Je repense alors à cette soirée où j'ai dû le ramener chez lui. Aux oeuvres qui étaient éparpillées un peu partout dans son appartement. De la peinture. Du dessin. Des styles et techniques différentes sûrement, j'en sais rien puisque je ne m'y connais pas, mais j'aurais pu les reconnaitre dans une galerie. J'aurais pu reconnaitre les coups de crayons ou de pinceaux de Louis. Je l'ai regardé faire tant de fois. J'ai aimé le regarder.
L'art ne m'inspirait peut-être pas.
Mais lui, si.
« Toi, c'est différent. »
Ce n'est qu'un murmure. Des mots qui voulaient s'échapper de ma poitrine. Mais au regard que Louis me lance, aux lueurs qui traversent son regard, je sais qu'il les a entendu. Je le regarde en retour, silencieux, jusqu'à ce que cette chaleur me fasse presque trop mal et que je sois obligé de tourner la tête. Du coin de l'oeil, je vois Louis faire la même chose, regardant le reste du groupe au fond de la salle.
« C'est moi ou Alexis craque pour ta cousine? » Il demande soudainement.
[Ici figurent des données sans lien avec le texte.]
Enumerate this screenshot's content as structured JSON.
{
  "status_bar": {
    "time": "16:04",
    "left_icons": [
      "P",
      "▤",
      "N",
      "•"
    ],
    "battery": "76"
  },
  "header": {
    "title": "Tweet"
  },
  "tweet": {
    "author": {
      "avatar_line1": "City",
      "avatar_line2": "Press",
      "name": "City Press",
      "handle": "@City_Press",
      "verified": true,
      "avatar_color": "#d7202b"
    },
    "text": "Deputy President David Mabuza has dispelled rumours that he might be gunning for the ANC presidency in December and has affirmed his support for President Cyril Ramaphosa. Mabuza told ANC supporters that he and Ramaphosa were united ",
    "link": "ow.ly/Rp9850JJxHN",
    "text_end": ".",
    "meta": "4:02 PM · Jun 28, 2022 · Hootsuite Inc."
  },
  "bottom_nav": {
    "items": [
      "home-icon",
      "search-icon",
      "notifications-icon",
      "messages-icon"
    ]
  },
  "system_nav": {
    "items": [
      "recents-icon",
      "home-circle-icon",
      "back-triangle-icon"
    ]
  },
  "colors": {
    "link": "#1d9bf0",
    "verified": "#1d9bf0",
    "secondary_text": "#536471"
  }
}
Je ne peux m'empêcher de sourire en coin. Je savais qu'il finirait par me poser cette question. Louis a toujours été très observateur. Mais surtout très curieux. Au lycée, personne ne le remarquait mais lui savait presque tout sur tout le monde à force d'entendre des conversation dans les couloirs, au CDI, en permanence. Il me racontait tout le soir, chez lui, chez moi ou encore au téléphone et je l'écoutais comme si j'en avais vraiment quelque chose à faire de la vie des autres. Ça devenait quand même plus interessant lorsqu'il entendait des choses sur des professeurs.
« Il craque pour elle, ouais. Il me fait presque de la peine quand il la voit avec Alexandre.
-Je comprends. » Répond Louis, distraitement.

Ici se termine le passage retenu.